Parity-check and G-matrix based intelligent early stopping criterion for belief propagation decoder for polar codes

The error correction performance of Belief Propagation (BP) decoding for polar codes is satisfactory compared with the Successive Cancellation (SC) decoding. Nevertheless, it has to complete a fixed number of iterations, which results in high computational complexity. This necessitates an intelligent identification of successful BP decoding for early termination of the decoding process to avoid unnecessary iterations and minimize the computational complexity of BP decoding. This paper proposes a hybrid technique that combines the “parity-check” with the “G-matrix” to reduce the computational complexity of BP decoder for polar codes.
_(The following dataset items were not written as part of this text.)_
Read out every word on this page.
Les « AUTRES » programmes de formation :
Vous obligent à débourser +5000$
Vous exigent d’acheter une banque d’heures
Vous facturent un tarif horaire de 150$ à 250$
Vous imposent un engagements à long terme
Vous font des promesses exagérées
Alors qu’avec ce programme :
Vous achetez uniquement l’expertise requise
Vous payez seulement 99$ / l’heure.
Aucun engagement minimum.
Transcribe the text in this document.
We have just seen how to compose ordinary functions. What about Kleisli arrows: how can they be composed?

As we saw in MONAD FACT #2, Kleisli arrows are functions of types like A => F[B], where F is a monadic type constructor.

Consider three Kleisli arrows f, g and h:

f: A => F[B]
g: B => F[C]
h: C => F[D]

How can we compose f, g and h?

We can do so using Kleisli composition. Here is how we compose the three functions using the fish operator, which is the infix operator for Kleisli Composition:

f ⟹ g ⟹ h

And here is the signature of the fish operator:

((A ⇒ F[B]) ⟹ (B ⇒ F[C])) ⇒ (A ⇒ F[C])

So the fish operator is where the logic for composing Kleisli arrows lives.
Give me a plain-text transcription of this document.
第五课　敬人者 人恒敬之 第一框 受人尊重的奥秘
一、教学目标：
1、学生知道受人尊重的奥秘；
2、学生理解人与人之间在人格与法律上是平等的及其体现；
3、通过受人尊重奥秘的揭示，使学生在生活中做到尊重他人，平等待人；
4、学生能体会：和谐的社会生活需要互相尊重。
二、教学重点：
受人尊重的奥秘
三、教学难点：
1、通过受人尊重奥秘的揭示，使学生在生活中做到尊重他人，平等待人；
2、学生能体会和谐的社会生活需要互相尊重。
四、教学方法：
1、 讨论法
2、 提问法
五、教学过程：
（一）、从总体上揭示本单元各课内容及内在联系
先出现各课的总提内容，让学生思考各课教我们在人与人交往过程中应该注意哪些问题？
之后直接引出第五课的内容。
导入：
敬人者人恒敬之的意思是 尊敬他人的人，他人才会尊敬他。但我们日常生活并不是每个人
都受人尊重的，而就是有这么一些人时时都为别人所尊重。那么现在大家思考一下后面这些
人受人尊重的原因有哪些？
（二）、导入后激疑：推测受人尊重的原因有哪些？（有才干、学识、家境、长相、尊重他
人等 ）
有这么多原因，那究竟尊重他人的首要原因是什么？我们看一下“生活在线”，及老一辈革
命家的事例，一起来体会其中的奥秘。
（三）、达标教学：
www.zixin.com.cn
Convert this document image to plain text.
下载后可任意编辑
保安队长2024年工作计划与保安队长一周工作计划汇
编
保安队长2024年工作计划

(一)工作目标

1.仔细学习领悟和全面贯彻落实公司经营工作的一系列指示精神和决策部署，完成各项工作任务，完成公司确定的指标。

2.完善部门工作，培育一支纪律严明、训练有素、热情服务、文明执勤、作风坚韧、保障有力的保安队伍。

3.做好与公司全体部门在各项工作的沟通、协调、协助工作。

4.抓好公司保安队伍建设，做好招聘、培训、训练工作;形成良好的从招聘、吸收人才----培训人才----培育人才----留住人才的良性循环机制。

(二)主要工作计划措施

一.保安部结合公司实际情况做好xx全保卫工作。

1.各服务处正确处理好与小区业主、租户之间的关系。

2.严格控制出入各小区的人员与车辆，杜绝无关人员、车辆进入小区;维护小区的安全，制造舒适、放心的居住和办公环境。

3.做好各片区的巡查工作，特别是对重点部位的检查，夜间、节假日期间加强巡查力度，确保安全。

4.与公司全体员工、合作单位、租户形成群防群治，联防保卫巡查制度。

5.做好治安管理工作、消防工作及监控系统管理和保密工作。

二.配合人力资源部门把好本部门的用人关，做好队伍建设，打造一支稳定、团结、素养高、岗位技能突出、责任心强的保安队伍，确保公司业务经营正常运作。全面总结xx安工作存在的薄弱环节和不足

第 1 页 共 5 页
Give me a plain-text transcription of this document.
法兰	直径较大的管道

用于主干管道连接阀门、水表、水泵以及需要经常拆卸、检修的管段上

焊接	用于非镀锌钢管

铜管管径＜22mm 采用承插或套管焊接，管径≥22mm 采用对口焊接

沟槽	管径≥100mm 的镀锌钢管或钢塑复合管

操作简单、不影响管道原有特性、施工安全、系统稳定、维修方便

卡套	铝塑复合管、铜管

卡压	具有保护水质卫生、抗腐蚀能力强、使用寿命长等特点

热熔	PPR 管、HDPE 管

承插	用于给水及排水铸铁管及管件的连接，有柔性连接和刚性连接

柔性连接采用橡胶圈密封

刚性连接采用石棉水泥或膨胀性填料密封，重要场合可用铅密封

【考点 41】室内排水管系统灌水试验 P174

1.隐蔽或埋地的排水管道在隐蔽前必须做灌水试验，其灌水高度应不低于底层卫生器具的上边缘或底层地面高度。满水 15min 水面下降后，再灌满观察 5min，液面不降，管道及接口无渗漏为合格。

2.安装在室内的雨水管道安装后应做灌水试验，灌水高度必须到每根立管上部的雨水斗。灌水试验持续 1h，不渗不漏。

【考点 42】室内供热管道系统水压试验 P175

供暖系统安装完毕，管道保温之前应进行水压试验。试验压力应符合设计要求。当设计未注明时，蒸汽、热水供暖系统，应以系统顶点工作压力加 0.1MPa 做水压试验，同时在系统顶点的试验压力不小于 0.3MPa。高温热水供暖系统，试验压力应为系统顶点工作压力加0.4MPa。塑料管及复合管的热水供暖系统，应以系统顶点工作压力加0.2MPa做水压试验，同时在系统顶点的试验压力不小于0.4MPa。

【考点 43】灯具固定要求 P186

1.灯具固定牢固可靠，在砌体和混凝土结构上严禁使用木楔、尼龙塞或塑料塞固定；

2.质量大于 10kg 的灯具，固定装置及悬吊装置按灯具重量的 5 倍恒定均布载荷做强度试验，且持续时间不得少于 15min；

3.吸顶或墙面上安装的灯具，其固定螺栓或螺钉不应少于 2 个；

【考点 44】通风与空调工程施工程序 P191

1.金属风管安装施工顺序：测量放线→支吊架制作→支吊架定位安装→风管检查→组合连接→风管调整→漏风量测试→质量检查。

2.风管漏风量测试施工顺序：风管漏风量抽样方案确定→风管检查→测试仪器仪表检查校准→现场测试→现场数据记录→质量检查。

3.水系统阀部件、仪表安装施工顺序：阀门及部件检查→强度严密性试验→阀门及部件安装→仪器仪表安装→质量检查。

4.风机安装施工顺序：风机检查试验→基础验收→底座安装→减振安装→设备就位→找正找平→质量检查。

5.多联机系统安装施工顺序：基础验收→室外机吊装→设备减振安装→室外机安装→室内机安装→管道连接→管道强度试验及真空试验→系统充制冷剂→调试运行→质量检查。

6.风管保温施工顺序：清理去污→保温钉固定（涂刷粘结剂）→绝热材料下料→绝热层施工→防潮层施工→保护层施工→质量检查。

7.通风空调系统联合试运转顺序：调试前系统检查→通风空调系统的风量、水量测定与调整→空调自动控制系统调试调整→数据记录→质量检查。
The proposed hybrid technique takes advantage of the parity-check to intelligently identify the valid codeword at an early stage and terminate the BP decoding process, which minimizes the overhead of the G-matrix and reduces the computational complexity of BP decoding. We explore a detailed mechanism incorporating the parity bits as outer code and prove that the proposed hybrid technique minimizes the computational complexity while preserving the BP error correction performance. Moreover, mathematical formulation for the proposed hybrid technique that minimizes the computation cost of the G-matrix is elaborated. The performance of the proposed hybrid technique is validated by comparing it with the state-of-the-art early stopping criteria for BP decoding. Simulation results show that the proposed hybrid technique reduces the iterations by about 90% of BP decoding in a high Signal-to-Noise Ratio (SNR) (i.e., 3.5 ∼ 4 ​dB), and approaches the error correction performance of G-matrix and conventional BP decoder for polar codes.